Often criticised for not using his explosive potential, Afridi is fast disproving that notion by taking a more responsible approach to his batting.
He hit back-to-back half-centuries in the semi-final and final of the World Twenty20 held in England in June, when Pakistan beat Sri Lanka in the final.
He was then rewarded with the captaincy of Pakistan's Twenty20 side after Younus Khan decided to quit the shortest form of the game.
To keep Pakistan winning in the Twenty20 and one-day matches, Afridi said he had decided to forgo five-day cricket.

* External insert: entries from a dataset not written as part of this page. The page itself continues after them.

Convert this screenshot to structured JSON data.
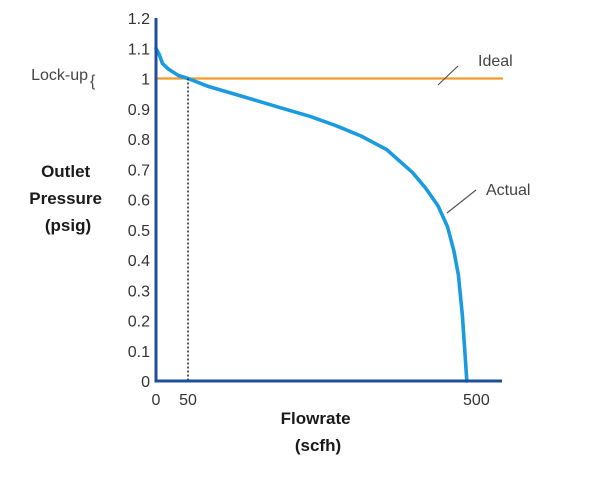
{
  "chart_data": {
    "type": "line",
    "xlabel_lines": [
      "Flowrate",
      "(scfh)"
    ],
    "ylabel_lines": [
      "Outlet",
      "Pressure",
      "(psig)"
    ],
    "x_ticks": [
      "0",
      "50",
      "500"
    ],
    "y_ticks": [
      "0",
      "0.1",
      "0.2",
      "0.3",
      "0.4",
      "0.5",
      "0.6",
      "0.7",
      "0.8",
      "0.9",
      "1",
      "1.1",
      "1.2"
    ],
    "xlim": [
      0,
      540
    ],
    "ylim": [
      0,
      1.2
    ],
    "series": [
      {
        "name": "Ideal",
        "color": "#f39a2b",
        "x": [
          0,
          540
        ],
        "y": [
          1.0,
          1.0
        ]
      },
      {
        "name": "Actual",
        "color": "#1a9be0",
        "x": [
          0,
          5,
          10,
          20,
          35,
          50,
          80,
          120,
          160,
          200,
          240,
          280,
          320,
          360,
          400,
          420,
          440,
          455,
          465,
          472,
          478,
          482,
          485
        ],
        "y": [
          1.1,
          1.08,
          1.05,
          1.03,
          1.01,
          1.0,
          0.975,
          0.95,
          0.925,
          0.9,
          0.875,
          0.845,
          0.81,
          0.765,
          0.69,
          0.64,
          0.58,
          0.51,
          0.43,
          0.35,
          0.22,
          0.1,
          0.0
        ]
      }
    ],
    "annotations": {
      "lockup_label": "Lock-up",
      "lockup_range": [
        1.0,
        1.1
      ],
      "ideal_label": "Ideal",
      "actual_label": "Actual",
      "reference_x": 50
    },
    "grid": false
  }
}
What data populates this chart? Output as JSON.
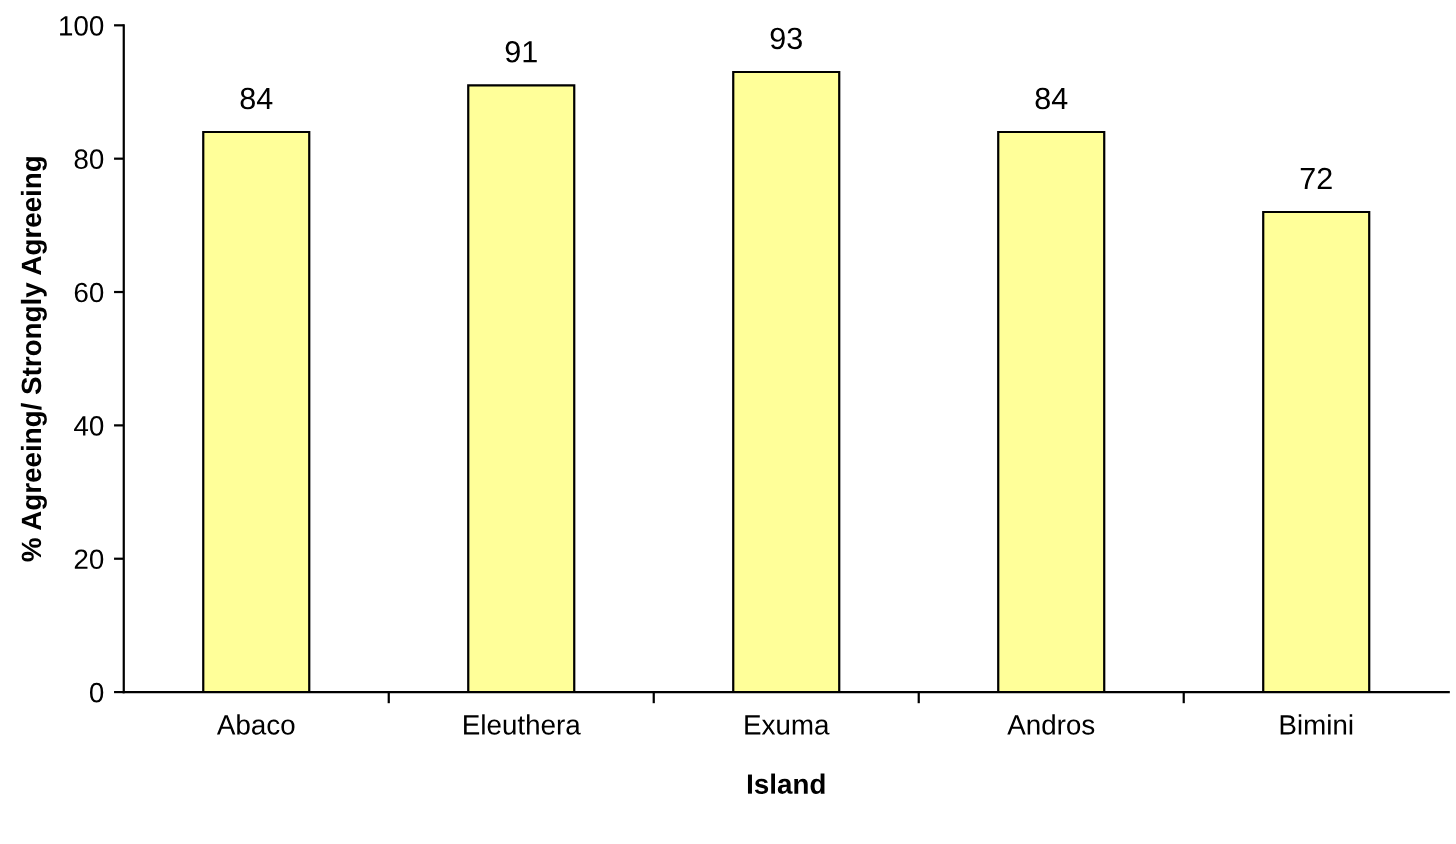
{
  "chart_data": {
    "type": "bar",
    "xlabel": "Island",
    "ylabel": "% Agreeing/ Strongly Agreeing",
    "categories": [
      "Abaco",
      "Eleuthera",
      "Exuma",
      "Andros",
      "Bimini"
    ],
    "values": [
      84,
      91,
      93,
      84,
      72
    ],
    "color": "#ffff99",
    "ylim": [
      0,
      100
    ],
    "yticks": [
      0,
      20,
      40,
      60,
      80,
      100
    ],
    "grid": false,
    "legend": false,
    "data_labels": true
  }
}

"I am not playing Test cricket simply because I want to be more focused on one-day and Twenty20 cricket," he said.
He said he had already sets his sights on defending the World Twenty20 title in the West Indies in April.
"Being the captain I have to plan for the World Twenty20 because I want to win it once again -- for my team, for my country and for my people, who are by our wins," Afridi said.
He said the loss of international cricket matches in Pakistan made it imperative "that we keep winning and motivate the youth to take up the game, to keep the interest alive in our country."
Pakistan's lost its right to host international teams after the Sri Lankan team bus was attacked in Lahore in March.
Seven Sri Lankan players and their assistant coach were injured, besides eight people killed.
The attack also forced the International Cricket Council to strip Pakistan of its share of 2011 World Cup matches, as teams refused to tour the country over security fears.
"If we win then the youth will continue to follow us and that's a great responsibility on us players," said Afridi, who will lead Pakistan in two Twenty20 matches against New Zealand in Dubai on November 12 and 13.
New Zealand captain Daniel Vettori praised Afridi as one of cricket's most exciting players.
"He is explosive in batting and has taken spin bowling to another level," Vettori said.